Most financial reports are on quarterly data. Many companies have fiscal years that are different from calendar years. For example, Microsoft’s fiscal year starts from July and ends in June. WalMart’s fiscal year starts in February and ends in January.

You can specify which month to end in a quarter. The default is freq=’Q-Dec’, which means that period ending time is at the end of the quarter coinciding with calendar year. The flexibility of quarter in pandas period time span facilitates different reporting and makes it simple and convenient.

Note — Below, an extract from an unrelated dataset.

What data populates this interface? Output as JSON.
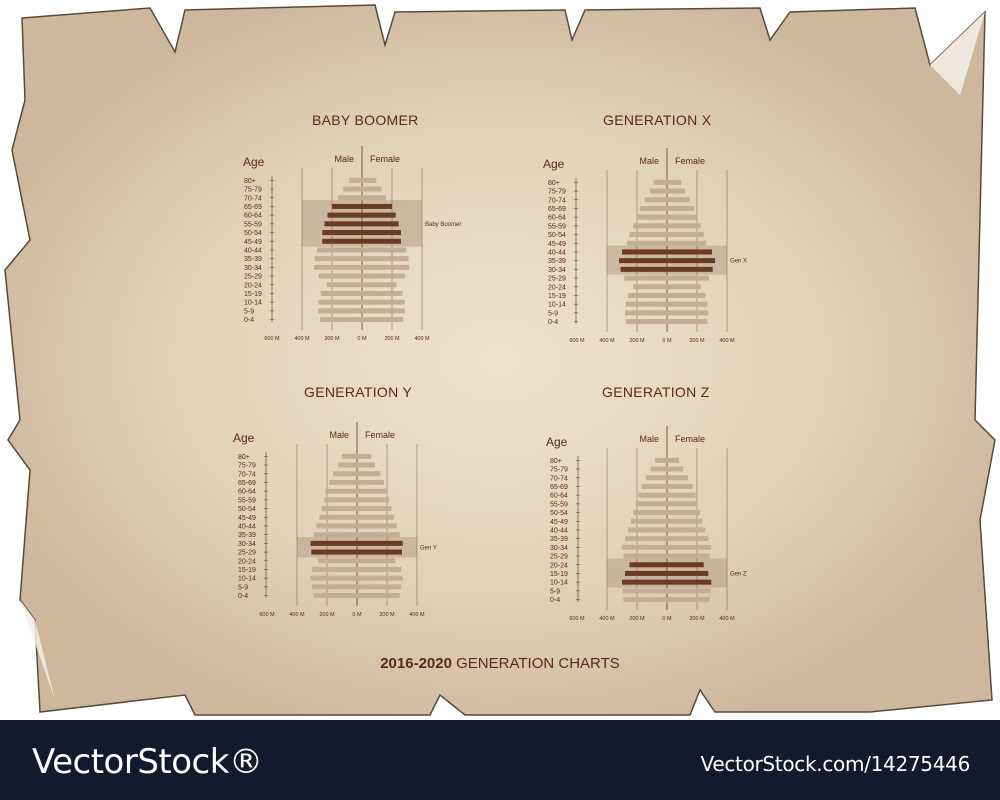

For example, you can convert a column of datetime sequence to quarter end datatime by using to_period(‘Q’).end_time. Of course, you can align all timestamps to beginning of quater by to_period(‘Q’).start_time. Similarly, you can nomralize a column of dates to their corresponding week, month, or year start or end dates. This is very useful for merging datasets that have different datetime resolutions.

codePeriod freq='Q' and Options for Month Ending.py
 date1.to_period('Q').end_time
Out: Timestamp('2020-03-31 23:59:59.999999999')
 period1=pd.Period('2020-01', freq='Q')
Out: Period('2020Q1', 'Q-DEC')
 period1=pd.Period('2020-01', freq='Q-Jan')
 period1
Out: Period('2020Q4', 'Q-JAN')
 period1.end_time
Out: Timestamp('2020-01-31 23:59:59-999999999')
  • You can perform various mathematical operations on Period, such as adding or subtracting an integer, which is simpler than using the pd.offset object.
  • Adding or subtracting two periods is as simple as integer addition and subtraction, if the frequencies are the same. Finally, you can also convert Period to different frequencies.
codeArithmetic Operations on Period Object.py
 period3 = period2 + 12
 period3
[Out]: Period('2021-01', 'M')

 period3 - period2
[Out]:<12 * MonthEnds>

 q = pd.Period('2020Q4')
 q + 1
[Out]: Period('2020Q1', 'Q-DEC')

 q.asfreq('m', how='start')
[Out]: Period('2020-10', 'M')

 q.asfreq('m', how='end')
[Out]: Period('2020-12', 'M')
  • Period has the same attributes such as .day, .dayofweek, .quarter and so on as Timestamp, but it does not have .date or .time attributes the way Timestamp does.

Timedelta

Pandas Timedelta is differences in times, expressed in difference units, e.g. days, hours, minutes, seconds. Timedelta is the pandas equivalent of python datetime.timedelta, and is interchangeable with it in most cases. Timedelta are differences in time expressed in different units, such as days, hours, minutes, seconds and can be positive or negative. Consider the following examle, pandas Timedelta. The example first shows how Timedelta can be used to increment and Timestamp, then calculates age in years by converting a Timedelta object to an int via the Timedelta.days() method and then divide by 365.

codePandas Timedelta and Age Calculation.py
 pd_ts     = pd.Timestamp('2020-02-14 00:00:00')
 pd_td     = pd.Timedelta(days=1, hours=1, minutes=1, 
	seconds=1)
 pd_ts - pd_td
[Out]: Timestamp('2020-02-12 22:58:59')
 DoB = pd.Timestamp('2000-02-14 07:00:00')
 age = (pd.Timestamp.now() - DoB).days/365

  • Period has the same attributes such as .day, .dayofweek, .quarter and so on as Timestamp, but it does not have .date or .time attributes the way Timestamp does.